Interesting without involving, writer-director Peter
Landesman crafts a movie that leaps through the investigations on display to
get to conclusions faster, shortens processes for the sake of staring at
outcomes. Little time for character nuance, the people speak in informational
exchanges. Omalu discovers CTE in a montage. Minds are changed, or not, in the
space of wonky expositional dialogue. Tragedies play out on the sides of the
frames, hinted at by the damage left in their wake – player’s deaths felt with
the grim march of news footage and mourners. This is no Spotlight, patient and methodical in portraying the steps by which
a cover-up was exposed. Instead, we get dribs and drabs of information, and are
left to fill in gaps. What, exactly, did the NFL do to dismantle Omalu’s
professional life in Pennsylvania? And what are we to think has been accomplished
by the end, with notes of victory and uncertainty placed side by side?

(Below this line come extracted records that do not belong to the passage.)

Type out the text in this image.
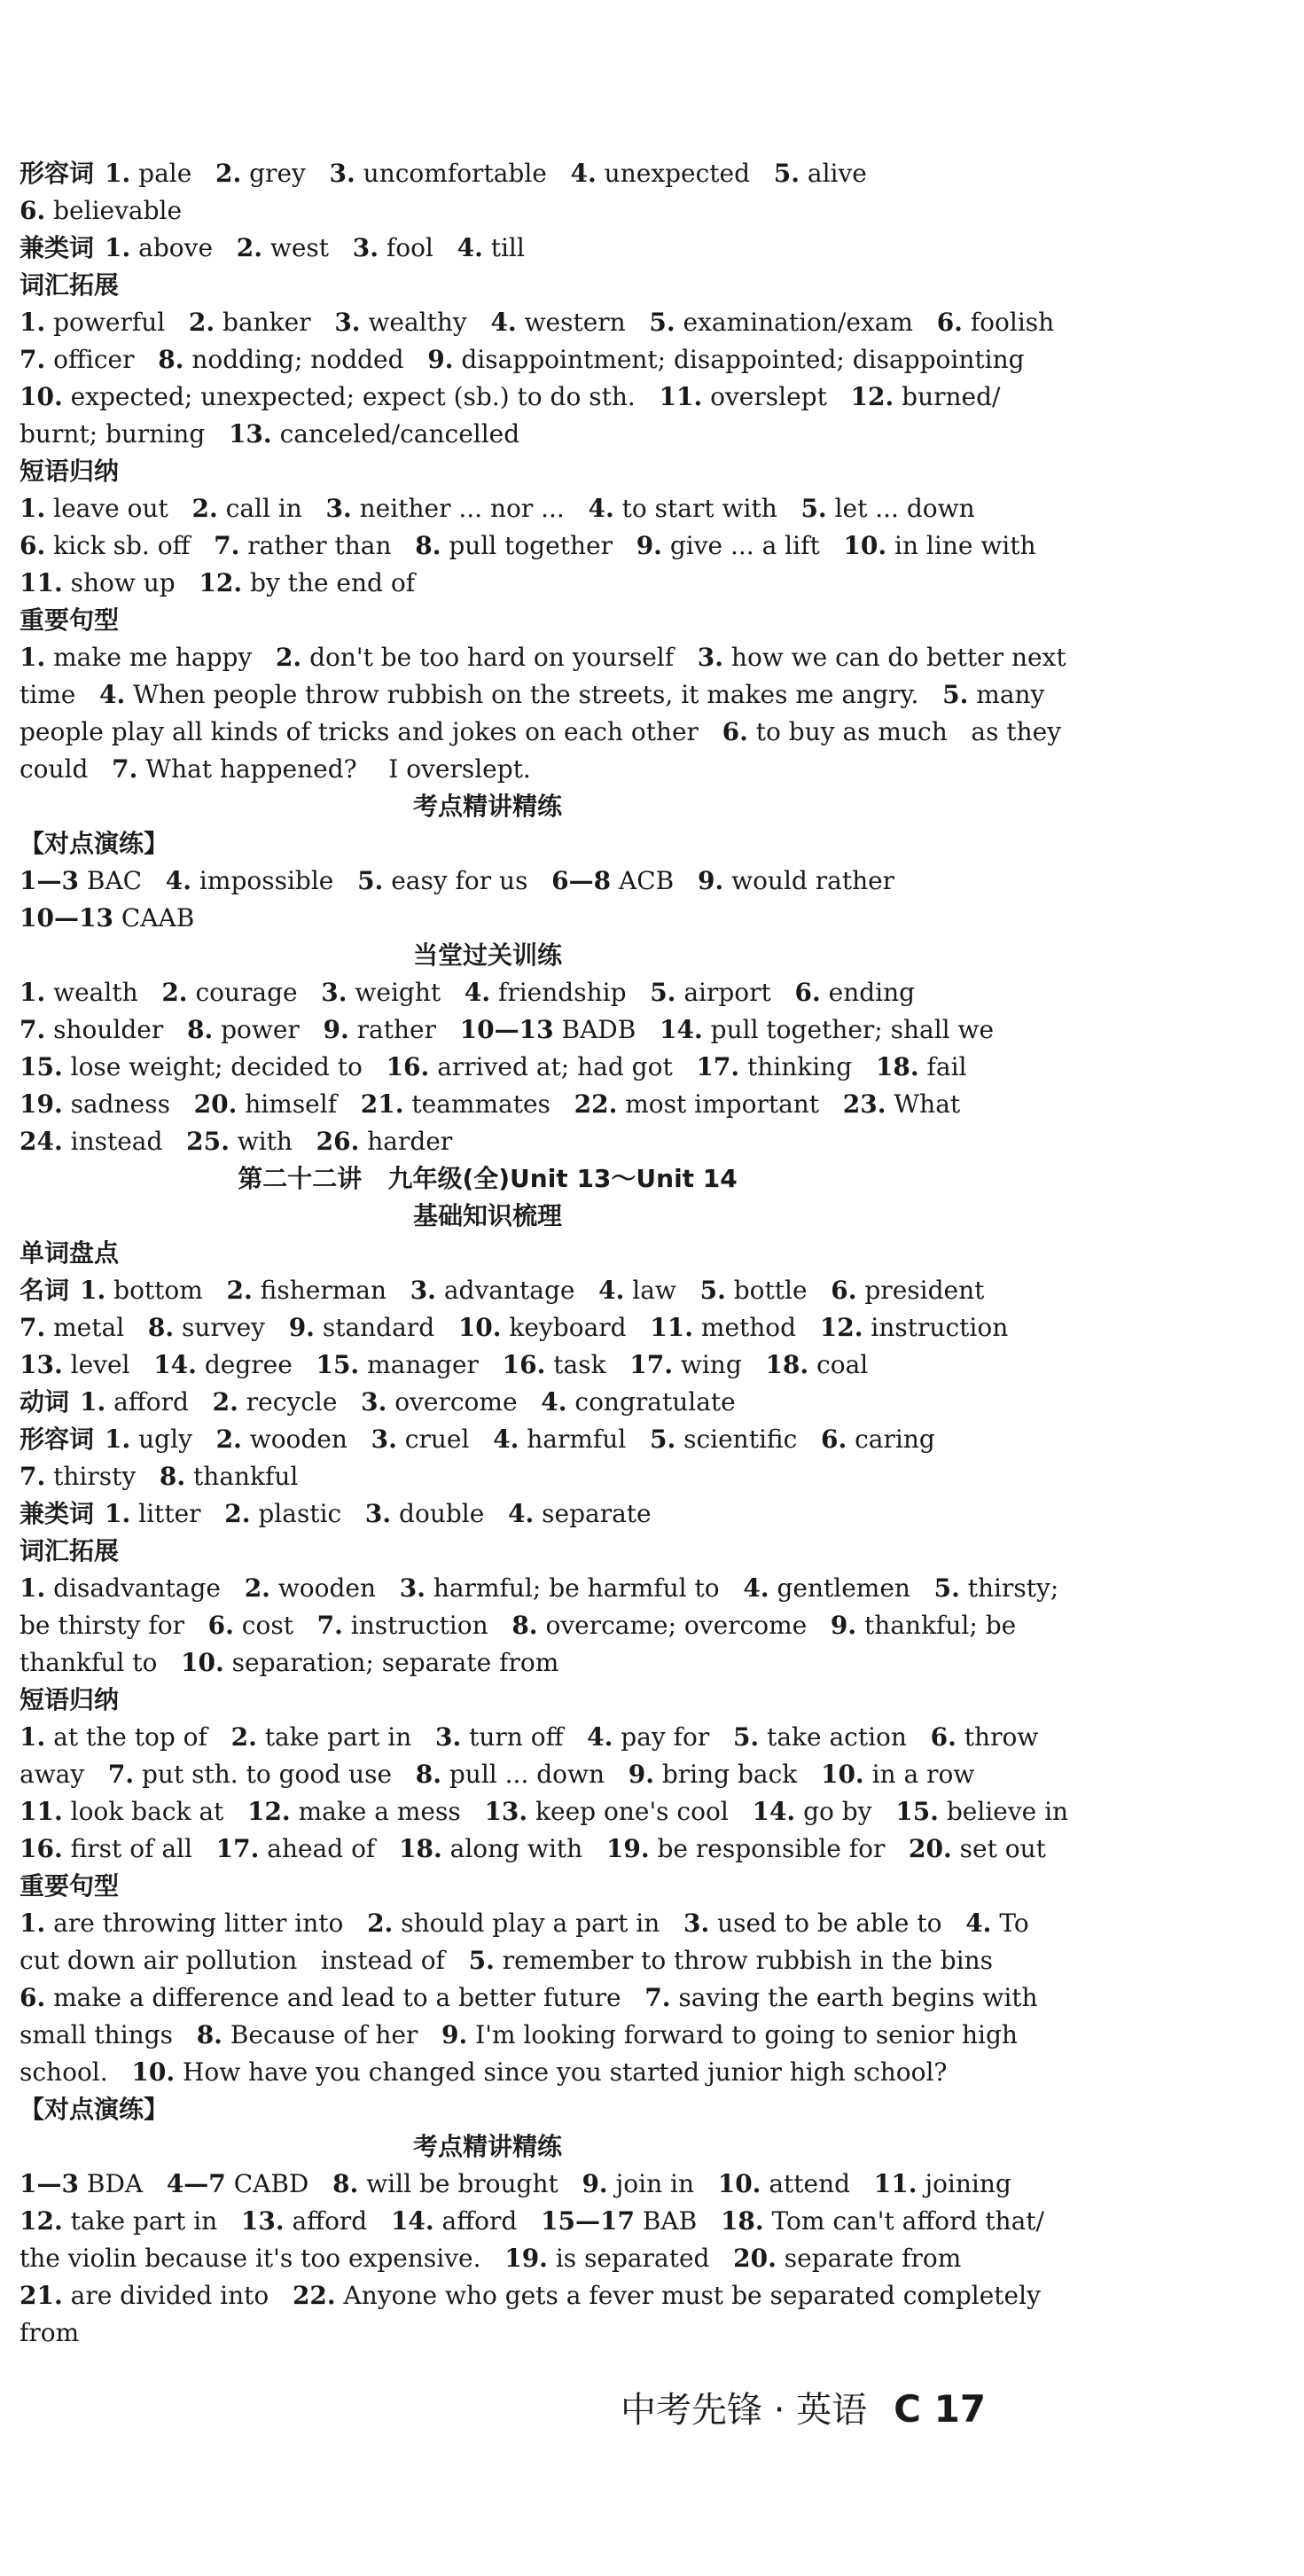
形容词 1. pale   2. grey   3. uncomfortable   4. unexpected   5. alive
6. believable
兼类词 1. above   2. west   3. fool   4. till
词汇拓展
1. powerful   2. banker   3. wealthy   4. western   5. examination/exam   6. foolish
7. officer   8. nodding; nodded   9. disappointment; disappointed; disappointing
10. expected; unexpected; expect (sb.) to do sth.   11. overslept   12. burned/
burnt; burning   13. canceled/cancelled
短语归纳
1. leave out   2. call in   3. neither ... nor ...   4. to start with   5. let ... down
6. kick sb. off   7. rather than   8. pull together   9. give ... a lift   10. in line with
11. show up   12. by the end of
重要句型
1. make me happy   2. don't be too hard on yourself   3. how we can do better next
time   4. When people throw rubbish on the streets, it makes me angry.   5. many
people play all kinds of tricks and jokes on each other   6. to buy as much   as they
could   7. What happened?    I overslept.
考点精讲精练
【对点演练】
1—3 BAC   4. impossible   5. easy for us   6—8 ACB   9. would rather
10—13 CAAB
当堂过关训练
1. wealth   2. courage   3. weight   4. friendship   5. airport   6. ending
7. shoulder   8. power   9. rather   10—13 BADB   14. pull together; shall we
15. lose weight; decided to   16. arrived at; had got   17. thinking   18. fail
19. sadness   20. himself   21. teammates   22. most important   23. What
24. instead   25. with   26. harder
第二十二讲   九年级(全)Unit 13～Unit 14
基础知识梳理
单词盘点
名词 1. bottom   2. fisherman   3. advantage   4. law   5. bottle   6. president
7. metal   8. survey   9. standard   10. keyboard   11. method   12. instruction
13. level   14. degree   15. manager   16. task   17. wing   18. coal
动词 1. afford   2. recycle   3. overcome   4. congratulate
形容词 1. ugly   2. wooden   3. cruel   4. harmful   5. scientific   6. caring
7. thirsty   8. thankful
兼类词 1. litter   2. plastic   3. double   4. separate
词汇拓展
1. disadvantage   2. wooden   3. harmful; be harmful to   4. gentlemen   5. thirsty;
be thirsty for   6. cost   7. instruction   8. overcame; overcome   9. thankful; be
thankful to   10. separation; separate from
短语归纳
1. at the top of   2. take part in   3. turn off   4. pay for   5. take action   6. throw
away   7. put sth. to good use   8. pull ... down   9. bring back   10. in a row
11. look back at   12. make a mess   13. keep one's cool   14. go by   15. believe in
16. first of all   17. ahead of   18. along with   19. be responsible for   20. set out
重要句型
1. are throwing litter into   2. should play a part in   3. used to be able to   4. To
cut down air pollution   instead of   5. remember to throw rubbish in the bins
6. make a difference and lead to a better future   7. saving the earth begins with
small things   8. Because of her   9. I'm looking forward to going to senior high
school.   10. How have you changed since you started junior high school?
【对点演练】
考点精讲精练
1—3 BDA   4—7 CABD   8. will be brought   9. join in   10. attend   11. joining
12. take part in   13. afford   14. afford   15—17 BAB   18. Tom can't afford that/
the violin because it's too expensive.   19. is separated   20. separate from
21. are divided into   22. Anyone who gets a fever must be separated completely
from
中考先锋 · 英语 C 17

Landesman’s approach to the material lands it squarely
between impassioned op-ed and inspirational biopic, leaving it unsatisfying and
unfinished any way you look at it. He doesn’t juggle the jargon with any
precision, relying on rapid-fire montage and assumptions to power that plot of
professional discovery and moral urgency. Meanwhile, the characters don’t come
to life in any meaningful way, spouting facts and discussing right out in the
open what other filmmakers might leave as subtext. The subject matter is dispiriting enough without the movie
feeling so incomplete, heavy-handed and full of miss-matched synaptic
connections and half-finished thoughts. Maybe the movie itself has been
concussed one too many times. Omalu’s story is far more intriguing, and his
research far more vital, than the movie manages to portray.